On souligne dans des mises en scène récentes (Peter Brook) l’aspect grotesque, absurde, « beckettien » de la pièce. Oui, mais plus encore qu’Hamlet, on sent Lear au-delà de l’humain même grotesque, au niveau du mythe, de l’élémentaire, du cosmique. Lear est sans doute un dieu marin, les deux mauvaises filles sont les tempêtes, et Cordélia est la bonne brise ; c’est à ce niveau que travaille l’imagination du poète.

Il y a des parallèles entre Lear et Timon d’Athènes (Timon of Athens, 1604 ou 1607?) ; comme Lear son royaume, Timon distribue ses richesses, et il attend en retour un message général de reconnaissance et d’amour. Quand il n’a plus rien, il se retrouve seul, et le voici suivant le schéma devenu antipastoral qui mène de la ville à la forêt, du mensonge à la vérité. Mais, tandis que le poète avait rendu à Lear une humanité déchirante, Timon, dans sa fureur et dans son aliénation, ne devient jamais intéressant, et l’écriture dépasse rarement le degré de la grande rhétorique sur ce qui reste, à moins d’être fortement incarné, de grands clichés.

De rhétorique, Macbeth (1606) n’en manque pas, et A. C. Bradley voit dans la pièce le propos de se rapprocher de Sénèque — qui a dans l’Hercules furens six fleuves et la mer impuissants à laver une main souillée de sang. Mais jamais le langage de Shakespeare n’a été plus souple, plus varié, plus proche finalement de la substance vivante du monde et du moi. Nous restons plus près du Moyen Âge que de Sénèque parmi les présages et les emblèmes du bien et du mal, le loup, les hirondelles, la chauve-souris, les oiseaux du jour et de la nuit. Tout ce qui serait nature est graduellement encerclé de surnature et d’antinature. Car le temps de la pièce est celui d’une inversion de l’ordre universel — le jour a l’aspect de la nuit, le faucon est tué par une chouette, il faudra que le bois de Birnam marche sur Dunsinan pour que la nature reprenne ses droits. Jusque-là, le temps appartient au démon et aux sorcières qui le servent, et qui, comme les oracles de jadis, enveloppent de vérités le mensonge. Monde manichéen, celui-ci est blanc et noir, sans nuances ni demi-teintes, mais non sans l’illusion que le noir est blanc ; il est, comme pour Hamlet, dans toute apparence et toute parole. Malcolm, fils du roi assassiné, pratique avec Macduff un rite d’exorcisme en s’accusant de toutes les indignités.

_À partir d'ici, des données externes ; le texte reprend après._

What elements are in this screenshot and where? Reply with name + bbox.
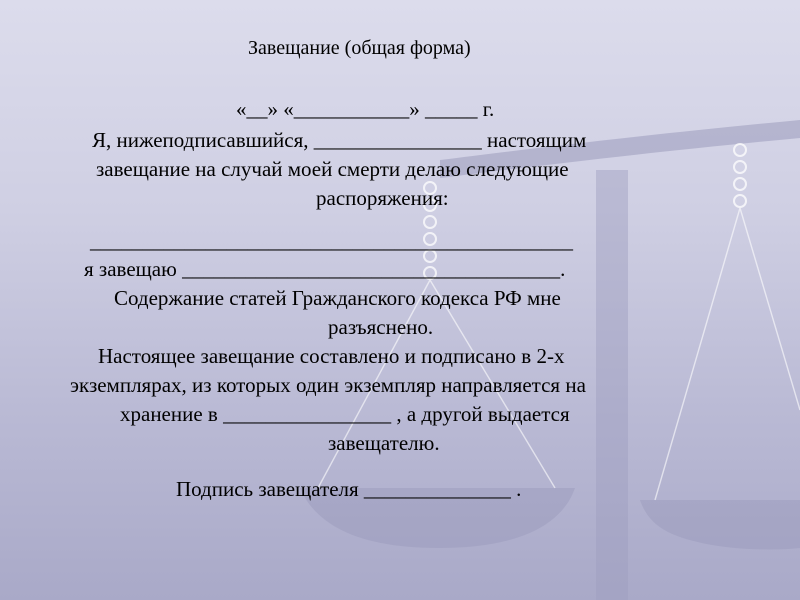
text-line-8: Настоящее завещание составлено и подписано в 2-х	[98, 344, 565, 368]
text-line-10: хранение в ________________ , а другой выдается	[120, 402, 570, 426]
text-line-7: разъяснено.	[328, 315, 434, 339]
text-line-6: Содержание статей Гражданского кодекса РФ мне	[114, 286, 561, 310]
text-line-11: завещателю.	[328, 431, 440, 455]
text-line-3: распоряжения:	[316, 186, 449, 210]
text-line-2: завещание на случай моей смерти делаю следующие	[96, 157, 569, 181]
document-title: Завещание (общая форма)	[248, 37, 471, 59]
blank-line: ______________________________________________	[90, 229, 573, 253]
date-line: «__» «___________» _____ г.	[236, 97, 495, 121]
text-line-9: экземплярах, из которых один экземпляр направляется на	[70, 373, 586, 397]
signature-line: Подпись завещателя ______________ .	[176, 477, 522, 501]
text-line-1: Я, нижеподписавшийся, ________________ настоящим	[92, 128, 587, 152]
bequest-line: я завещаю ____________________________________.	[84, 257, 566, 281]
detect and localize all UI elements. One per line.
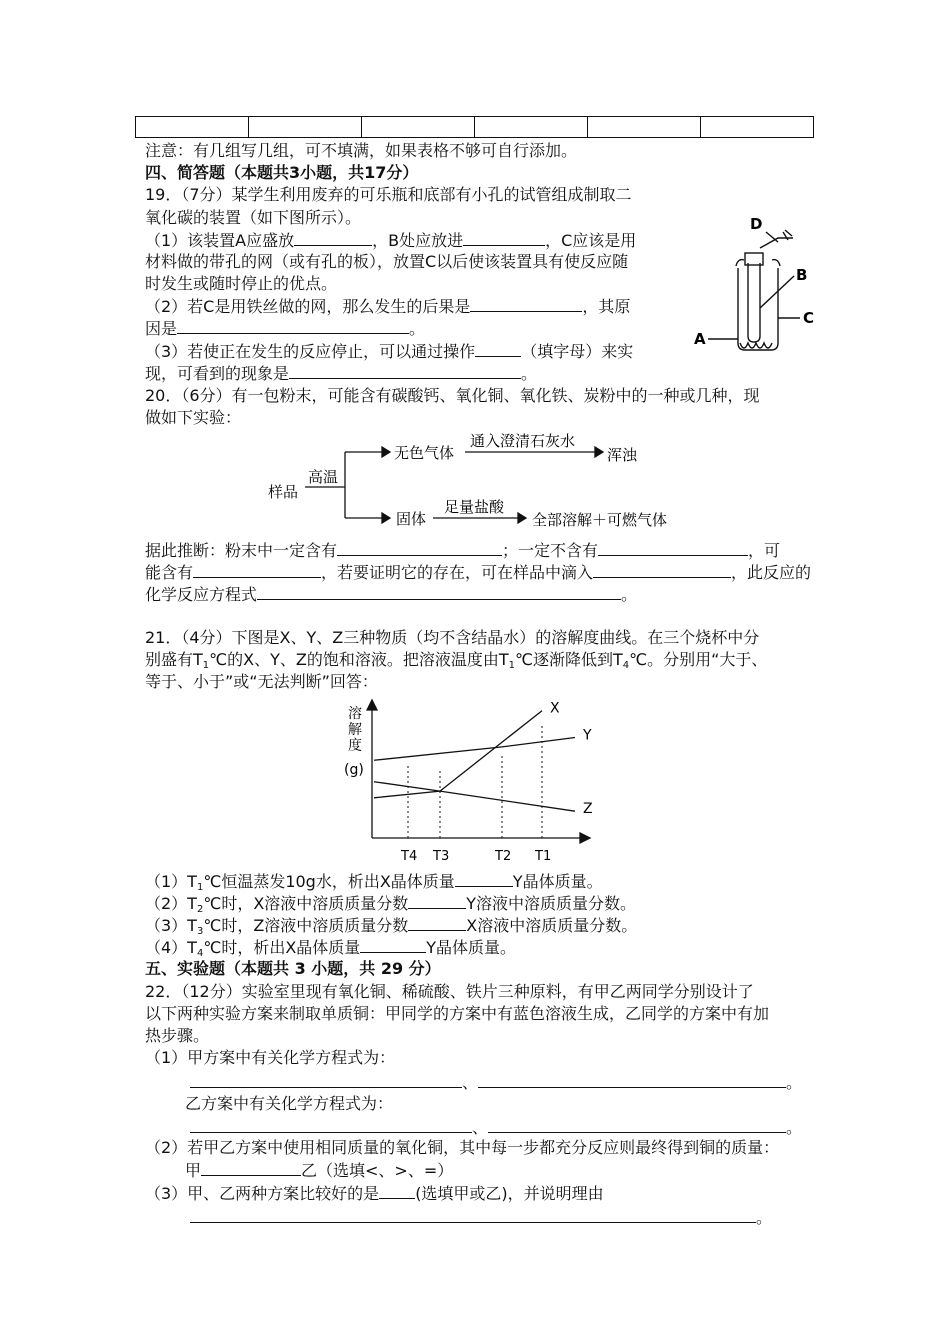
svg-text:高温: 高温: [308, 468, 339, 486]
q22-eq-yi: 、 。: [190, 1117, 802, 1138]
q19-line1: 19．（7分）某学生利用废弃的可乐瓶和底部有小孔的试管组成制取二: [145, 185, 632, 204]
svg-text:通入澄清石灰水: 通入澄清石灰水: [470, 432, 576, 450]
q22-s2: （2）若甲乙方案中使用相同质量的氧化铜，其中每一步都充分反应则最终得到铜的质量：: [145, 1138, 780, 1157]
q22-s3: （3）甲、乙两种方案比较好的是 (选填甲或乙)，并说明理由: [145, 1184, 604, 1203]
series-label-z: Z: [583, 801, 593, 818]
answer-table: [135, 116, 814, 138]
q21-s1: $(1)T_1℃$恒温蒸发10g水，析出X晶体质量 Y晶体质量。: [145, 872, 603, 893]
q20-line1: 20．（6分）有一包粉末，可能含有碳酸钙、氧化铜、氧化铁、炭粉中的一种或几种，现: [145, 386, 760, 405]
label-a: A: [694, 330, 706, 348]
svg-text:度: 度: [348, 738, 362, 754]
q21-s4: $(4)T_4℃$时，析出X晶体质量 Y晶体质量。: [145, 938, 517, 959]
q19-apparatus-diagram: [688, 208, 823, 358]
label-d: D: [750, 215, 763, 233]
q22-s3-reason: 。: [190, 1207, 772, 1228]
svg-text:足量盐酸: 足量盐酸: [444, 498, 505, 516]
q19-line4: 材料做的带孔的网（或有孔的板），放置C以后使该装置具有使反应随: [145, 252, 629, 271]
series-label-x: X: [550, 700, 560, 717]
svg-text:浑浊: 浑浊: [607, 446, 638, 464]
svg-text:无色气体: 无色气体: [394, 444, 455, 462]
q21-s3: $(3)T_3℃$时，Z溶液中溶质质量分数 X溶液中溶质质量分数。: [145, 916, 638, 937]
q22-s2-answer: 甲 乙（选填<、>、=）: [185, 1161, 454, 1180]
svg-text:(g): (g): [344, 762, 364, 778]
q19-line7: 因是 。: [145, 319, 426, 338]
tick-label-t4: T4: [401, 849, 418, 864]
series-line-y: [374, 738, 575, 761]
svg-text:样品: 样品: [268, 483, 299, 501]
svg-text:溶: 溶: [348, 706, 362, 722]
q19-line3: （1）该装置A应盛放 ，B处应放进 ，C应该是用: [145, 231, 637, 250]
q21-line2: 别盛有$T_1℃$的X、Y、Z的饱和溶液。把溶液温度由$T_1℃$逐渐降低到$T_4℃$。分别用“大于、: [145, 650, 768, 671]
q22-line1: 22．（12分）实验室里现有氧化铜、稀硫酸、铁片三种原料，有甲乙两同学分别设计了: [145, 982, 754, 1001]
tick-label-t2: T2: [495, 849, 512, 864]
series-line-z: [374, 782, 575, 811]
q20-flow-diagram: [260, 430, 690, 535]
q20-line4: 能含有 ，若要证明它的存在，可在样品中滴入 ，此反应的: [145, 563, 812, 582]
note: 注意：有几组写几组，可不填满，如果表格不够可自行添加。: [145, 141, 578, 160]
series-label-y: Y: [583, 727, 592, 744]
q19-line2: 氧化碳的装置（如下图所示）。: [145, 208, 362, 227]
q20-line2: 做如下实验：: [145, 408, 242, 427]
tick-label-t1: T1: [535, 849, 552, 864]
q22-line2: 以下两种实验方案来制取单质铜：甲同学的方案中有蓝色溶液生成，乙同学的方案中有加: [145, 1004, 770, 1023]
tick-label-t3: T3: [433, 849, 450, 864]
section5-title: 五、实验题（本题共 3 小题，共 29 分）: [145, 959, 441, 978]
q21-line3: 等于、小于”或“无法判断”回答：: [145, 672, 378, 691]
q22-s1b: 乙方案中有关化学方程式为：: [185, 1094, 394, 1113]
svg-text:固体: 固体: [396, 510, 427, 528]
solubility-chart: [340, 696, 610, 868]
q20-line5: 化学反应方程式 。: [145, 585, 638, 604]
label-c: C: [803, 309, 815, 327]
q22-line3: 热步骤。: [145, 1026, 210, 1045]
q19-line9: 现，可看到的现象是 。: [145, 364, 538, 383]
label-b: B: [796, 266, 808, 284]
section4-title: 四、简答题（本题共3小题，共17分）: [145, 163, 419, 182]
q21-line1: 21．（4分）下图是X、Y、Z三种物质（均不含结晶水）的溶解度曲线。在三个烧杯中分: [145, 628, 760, 647]
svg-text:解: 解: [348, 722, 362, 738]
q19-line5: 时发生或随时停止的优点。: [145, 274, 338, 293]
q20-line3: 据此推断：粉末中一定含有 ；一定不含有 ，可: [145, 541, 781, 560]
svg-text:全部溶解＋可燃气体: 全部溶解＋可燃气体: [532, 511, 668, 529]
q22-s1: （1）甲方案中有关化学方程式为：: [145, 1048, 396, 1067]
q19-line8: （3）若使正在发生的反应停止，可以通过操作 （填字母）来实: [145, 342, 634, 361]
q21-s2: $(2)T_2℃$时，X溶液中溶质质量分数 Y溶液中溶质质量分数。: [145, 894, 637, 915]
q19-line6: （2）若C是用铁丝做的网，那么发生的后果是 ，其原: [145, 297, 631, 316]
q22-eq-jia: 、 。: [190, 1072, 802, 1093]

Macbeth se découvre à nous si complètement que Shakespeare nous amène à souffrir avec et pour ce criminel. Nous l’avons comparé à Brutus. Il est la victime des sorcières, puis de sa femme, comme Brutus avait été la victime de Cassius ; son imagination fruste a reçu d’elles sa destinée et son avenir, comme si le temps était, devant lui comme derrière, fixe et déterminé. Le meurtre du roi, achevé au prix d’un terrible effort de volonté, produit en lui une mutation, et l’on peut dire que dès lors Macbeth est possédé : il n’est plus maître des images qui le traversent ; depuis le morceau superbe et creux qu’est son oraison sur sa victime jusqu’à la fin, il est le plus lyrique des héros de Shakespeare et le plus aliéné dans son lyrisme.

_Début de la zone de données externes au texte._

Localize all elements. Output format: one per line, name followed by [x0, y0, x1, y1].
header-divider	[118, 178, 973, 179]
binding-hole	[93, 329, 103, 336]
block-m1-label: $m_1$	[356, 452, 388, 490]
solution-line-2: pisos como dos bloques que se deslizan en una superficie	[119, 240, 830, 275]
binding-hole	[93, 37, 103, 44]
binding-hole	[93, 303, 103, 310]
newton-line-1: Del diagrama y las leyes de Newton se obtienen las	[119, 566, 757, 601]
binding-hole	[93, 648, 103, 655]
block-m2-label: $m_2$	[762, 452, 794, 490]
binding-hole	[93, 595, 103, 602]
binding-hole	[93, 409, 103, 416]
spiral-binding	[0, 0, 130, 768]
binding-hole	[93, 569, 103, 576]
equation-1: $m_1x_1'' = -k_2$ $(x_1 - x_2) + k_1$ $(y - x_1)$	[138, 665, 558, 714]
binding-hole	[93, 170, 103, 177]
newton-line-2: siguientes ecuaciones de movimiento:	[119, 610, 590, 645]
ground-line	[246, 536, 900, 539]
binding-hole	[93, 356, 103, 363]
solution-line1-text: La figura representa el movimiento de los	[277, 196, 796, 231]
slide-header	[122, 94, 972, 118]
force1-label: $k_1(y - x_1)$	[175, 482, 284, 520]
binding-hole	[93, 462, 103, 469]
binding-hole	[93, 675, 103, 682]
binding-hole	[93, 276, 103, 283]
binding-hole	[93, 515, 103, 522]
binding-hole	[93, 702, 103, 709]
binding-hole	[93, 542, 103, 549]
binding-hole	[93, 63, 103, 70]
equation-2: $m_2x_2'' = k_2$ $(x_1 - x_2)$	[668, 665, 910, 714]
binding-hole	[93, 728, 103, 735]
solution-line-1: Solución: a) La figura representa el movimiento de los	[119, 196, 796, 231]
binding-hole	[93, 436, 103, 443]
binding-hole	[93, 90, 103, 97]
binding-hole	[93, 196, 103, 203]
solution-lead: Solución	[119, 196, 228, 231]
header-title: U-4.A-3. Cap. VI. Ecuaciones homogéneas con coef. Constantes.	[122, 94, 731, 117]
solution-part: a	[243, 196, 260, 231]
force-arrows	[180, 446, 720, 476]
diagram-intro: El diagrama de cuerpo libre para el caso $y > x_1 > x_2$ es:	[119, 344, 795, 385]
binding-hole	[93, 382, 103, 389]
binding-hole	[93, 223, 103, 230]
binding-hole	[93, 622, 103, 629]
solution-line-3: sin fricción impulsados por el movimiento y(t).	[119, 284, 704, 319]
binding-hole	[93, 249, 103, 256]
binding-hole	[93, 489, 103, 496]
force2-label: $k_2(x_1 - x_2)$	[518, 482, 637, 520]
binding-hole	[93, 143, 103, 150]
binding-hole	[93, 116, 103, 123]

Dans un temps où l’accent sexuel très fort de Shakespeare reçoit toute l’attention qu’il mérite, on a souligné l’emprise sensuelle de lady Macbeth jusqu’au point d’en faire une force déterminante. Qu’elle domine son mari et qu’elle est des deux la nature volontaire, cela est certain, et aussi qu’une logique impitoyable lui fait refuser toute séparation entre l’intention et l’action. Elle parle, en contraste avec celui de Macbeth, un langage durement pratique, attaché à la matérialité des choses, leur aspect comptable et quantitatif. La scène du somnambulisme marque que, malgré cette cuirasse dont elle s’est fortifiée, elle a tout à coup cédé et se désintègre. La résistance de Macbeth, par contraste, serait héroïque, mais il la voit lui-même comme celle d’un fauve, d’un ours enchaîné au poteau, face aux chiens. La logique du meurtre dans une époque platonicienne était d’une dégradation et d’une perte d’âme ne laissant subsister que la brute, qui n’intéresse plus.